A thin layer of windswept straw holds back the dusty brown earth from meeting the clear blue sky.
This thin layer sustains a million prancing wildebeest, demure zebras, nervous gazelles and indifferent elephants.
The parched earth soaks up blood from mutilated carcasses of buffaloes and zebras while lions, hyenas and vultures spar over a justified death.
A scrawny cheetah casts a long shadow in the amber light of the setting sun, warily listening to the unnerving calls of the lions and hyenas, having lived through another luckless hard day chasing down impalas.
Bat eared foxes hungrily examine termite mounds, mounds that stand out like islands in an ocean of grass
Crowned cranes serenade in the evening light while guinea fowls scramble to their daily perches
A masai clad in a red shawl saunters by, spear in hand, just another predator among other predators.
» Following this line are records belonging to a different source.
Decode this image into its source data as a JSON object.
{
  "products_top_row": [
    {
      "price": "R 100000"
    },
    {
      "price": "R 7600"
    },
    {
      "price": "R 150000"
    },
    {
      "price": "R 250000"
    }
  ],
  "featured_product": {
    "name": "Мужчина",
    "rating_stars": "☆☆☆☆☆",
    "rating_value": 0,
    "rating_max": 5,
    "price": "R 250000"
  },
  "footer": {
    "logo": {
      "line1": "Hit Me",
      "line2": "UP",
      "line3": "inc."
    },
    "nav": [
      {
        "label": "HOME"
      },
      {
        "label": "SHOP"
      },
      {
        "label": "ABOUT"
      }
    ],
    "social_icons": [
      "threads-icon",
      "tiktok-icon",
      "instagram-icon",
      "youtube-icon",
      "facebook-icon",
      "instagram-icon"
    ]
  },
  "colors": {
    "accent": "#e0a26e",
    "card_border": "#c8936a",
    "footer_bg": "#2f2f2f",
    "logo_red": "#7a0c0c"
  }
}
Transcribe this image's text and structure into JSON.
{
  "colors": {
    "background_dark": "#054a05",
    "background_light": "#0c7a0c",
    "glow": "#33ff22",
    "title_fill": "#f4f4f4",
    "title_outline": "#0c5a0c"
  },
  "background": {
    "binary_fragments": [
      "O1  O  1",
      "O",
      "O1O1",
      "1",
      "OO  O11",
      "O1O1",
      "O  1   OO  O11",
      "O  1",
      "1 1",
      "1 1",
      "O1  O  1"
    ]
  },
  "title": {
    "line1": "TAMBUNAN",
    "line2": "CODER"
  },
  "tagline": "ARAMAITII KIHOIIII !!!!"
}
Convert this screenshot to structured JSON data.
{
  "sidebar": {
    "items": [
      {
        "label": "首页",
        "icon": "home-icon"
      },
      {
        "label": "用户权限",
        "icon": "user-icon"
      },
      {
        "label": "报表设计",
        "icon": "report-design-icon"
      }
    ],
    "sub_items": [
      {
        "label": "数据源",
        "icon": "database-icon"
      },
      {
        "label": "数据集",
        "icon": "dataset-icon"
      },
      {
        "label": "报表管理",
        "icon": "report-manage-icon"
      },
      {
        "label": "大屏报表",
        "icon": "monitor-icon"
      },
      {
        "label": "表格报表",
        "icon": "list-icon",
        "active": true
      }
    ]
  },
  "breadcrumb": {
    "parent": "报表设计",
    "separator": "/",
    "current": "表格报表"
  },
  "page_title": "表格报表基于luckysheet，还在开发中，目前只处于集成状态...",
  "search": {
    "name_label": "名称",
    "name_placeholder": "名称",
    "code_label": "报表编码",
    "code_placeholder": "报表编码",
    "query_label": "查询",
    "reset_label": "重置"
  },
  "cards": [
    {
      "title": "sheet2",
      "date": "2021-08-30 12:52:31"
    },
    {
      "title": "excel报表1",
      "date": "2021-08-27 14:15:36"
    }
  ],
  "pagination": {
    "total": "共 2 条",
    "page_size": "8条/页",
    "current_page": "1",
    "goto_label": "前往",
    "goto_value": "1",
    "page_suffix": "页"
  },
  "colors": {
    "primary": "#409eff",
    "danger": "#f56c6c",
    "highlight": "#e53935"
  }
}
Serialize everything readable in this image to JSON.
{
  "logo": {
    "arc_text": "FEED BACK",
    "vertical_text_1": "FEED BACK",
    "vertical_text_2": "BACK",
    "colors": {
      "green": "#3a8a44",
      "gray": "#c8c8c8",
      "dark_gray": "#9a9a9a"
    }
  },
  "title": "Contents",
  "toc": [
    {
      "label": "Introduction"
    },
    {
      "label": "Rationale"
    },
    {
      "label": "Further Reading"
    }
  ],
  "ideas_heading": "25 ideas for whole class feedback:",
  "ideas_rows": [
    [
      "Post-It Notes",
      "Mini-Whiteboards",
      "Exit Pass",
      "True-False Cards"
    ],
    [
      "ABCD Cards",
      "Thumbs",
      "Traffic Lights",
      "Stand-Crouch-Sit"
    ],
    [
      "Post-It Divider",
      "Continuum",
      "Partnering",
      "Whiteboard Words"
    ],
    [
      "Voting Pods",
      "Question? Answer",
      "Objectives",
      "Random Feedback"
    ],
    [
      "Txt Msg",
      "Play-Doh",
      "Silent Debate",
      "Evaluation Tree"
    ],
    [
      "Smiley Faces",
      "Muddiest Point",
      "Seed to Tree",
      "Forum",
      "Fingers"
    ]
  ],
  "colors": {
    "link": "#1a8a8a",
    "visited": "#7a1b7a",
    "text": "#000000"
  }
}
Cattle trample past, displacing gazelles and giraffes, invaders among natives.
Far away on the horizon, a fire lights up a star studded moonless night, hungrily lapping up vast stretches of tinder dry fodder.
A "Chucking" nightjar hawks around, grabbing fleeing insects, while a jackal is working hard trying to move her week old litter.
The first light reveals a charred landscape, devoid of life that held the land together.